Lawrence emerged as one of Britain's leading portraitists in the 1790s. He portrays Moore in his uniform of a major general in a plain redcoat without decorations. The painting is now in the collection of the National Portrait Gallery in London having been donated by Moore's great-grandniece in 1898. Turner's mezzotints are also in the gallery's collection. A slightly later version done by Lawrence for General Robert Brownrigg shows Moore wearing a Lieutenant General's uniform and showing him with the Order of the Bath and is now at the National Army Museum in Chelsea.

==See also==
- The Battle of Alexandria, an 1802 work by Philip James de Loutherbourg with Moore amongst the officers portrayed.
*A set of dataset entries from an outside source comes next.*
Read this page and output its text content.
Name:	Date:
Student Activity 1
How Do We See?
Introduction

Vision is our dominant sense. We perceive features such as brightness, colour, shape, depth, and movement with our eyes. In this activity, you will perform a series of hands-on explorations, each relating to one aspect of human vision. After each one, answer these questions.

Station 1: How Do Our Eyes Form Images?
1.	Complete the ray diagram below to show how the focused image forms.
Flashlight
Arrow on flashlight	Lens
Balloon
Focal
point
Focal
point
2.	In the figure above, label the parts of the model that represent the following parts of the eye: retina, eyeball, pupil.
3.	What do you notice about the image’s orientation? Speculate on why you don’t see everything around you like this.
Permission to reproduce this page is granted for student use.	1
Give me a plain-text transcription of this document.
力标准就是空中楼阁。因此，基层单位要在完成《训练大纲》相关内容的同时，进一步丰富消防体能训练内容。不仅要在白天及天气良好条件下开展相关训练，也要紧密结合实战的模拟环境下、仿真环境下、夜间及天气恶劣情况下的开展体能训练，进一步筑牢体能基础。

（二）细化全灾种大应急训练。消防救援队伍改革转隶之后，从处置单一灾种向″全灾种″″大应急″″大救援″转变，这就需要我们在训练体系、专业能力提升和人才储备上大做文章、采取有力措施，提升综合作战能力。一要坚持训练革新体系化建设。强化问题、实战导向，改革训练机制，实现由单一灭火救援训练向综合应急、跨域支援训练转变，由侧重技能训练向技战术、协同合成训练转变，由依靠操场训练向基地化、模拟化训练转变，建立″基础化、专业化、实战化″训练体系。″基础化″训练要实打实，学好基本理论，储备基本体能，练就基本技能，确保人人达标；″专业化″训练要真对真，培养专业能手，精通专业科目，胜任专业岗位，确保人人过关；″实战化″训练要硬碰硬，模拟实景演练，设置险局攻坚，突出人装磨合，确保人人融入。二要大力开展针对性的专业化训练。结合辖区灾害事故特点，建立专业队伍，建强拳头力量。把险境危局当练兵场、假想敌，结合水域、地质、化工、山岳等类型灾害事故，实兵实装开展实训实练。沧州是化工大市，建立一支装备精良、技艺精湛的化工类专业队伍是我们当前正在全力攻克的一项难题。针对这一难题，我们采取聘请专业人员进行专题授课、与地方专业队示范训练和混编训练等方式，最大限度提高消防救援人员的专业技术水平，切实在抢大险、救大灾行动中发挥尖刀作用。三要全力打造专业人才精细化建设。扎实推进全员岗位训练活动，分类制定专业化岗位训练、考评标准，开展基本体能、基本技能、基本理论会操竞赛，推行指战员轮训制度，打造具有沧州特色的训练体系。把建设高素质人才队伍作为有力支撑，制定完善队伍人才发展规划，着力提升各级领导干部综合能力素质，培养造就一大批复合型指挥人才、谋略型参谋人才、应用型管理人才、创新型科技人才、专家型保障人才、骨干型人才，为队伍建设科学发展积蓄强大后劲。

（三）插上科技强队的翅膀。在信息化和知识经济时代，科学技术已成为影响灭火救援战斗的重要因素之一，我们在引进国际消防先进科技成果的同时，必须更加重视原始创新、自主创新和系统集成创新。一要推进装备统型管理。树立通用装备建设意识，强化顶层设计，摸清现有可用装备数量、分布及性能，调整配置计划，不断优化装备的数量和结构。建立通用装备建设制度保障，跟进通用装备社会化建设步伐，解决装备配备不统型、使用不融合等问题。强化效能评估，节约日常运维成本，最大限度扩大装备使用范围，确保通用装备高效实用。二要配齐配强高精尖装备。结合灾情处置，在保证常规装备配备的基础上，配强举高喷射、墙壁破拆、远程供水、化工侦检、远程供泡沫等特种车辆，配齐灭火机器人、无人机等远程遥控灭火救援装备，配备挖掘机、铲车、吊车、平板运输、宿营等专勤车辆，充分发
- Portrait of the Duke of Wellington, an 1815 painting by Lawrence of Moore's successor in the Peninsular.

==Bibliography==
- Davies, Huw J. The Wandering Army: The Campaigns that Transformed the British Way of War. Yale University Press, 2022.
- Fletcher, Charles Robert Leslie . Historical Portraits, 1700–1850, Volume 2. Clarendon Press, 1919.
- Levey, Michael. Sir Thomas Lawrence. Yale University Press, 2005.
- Macdonald, Janet. Sir John Moore: The Making of a Controversial Hero. Pen and Sword, 2016.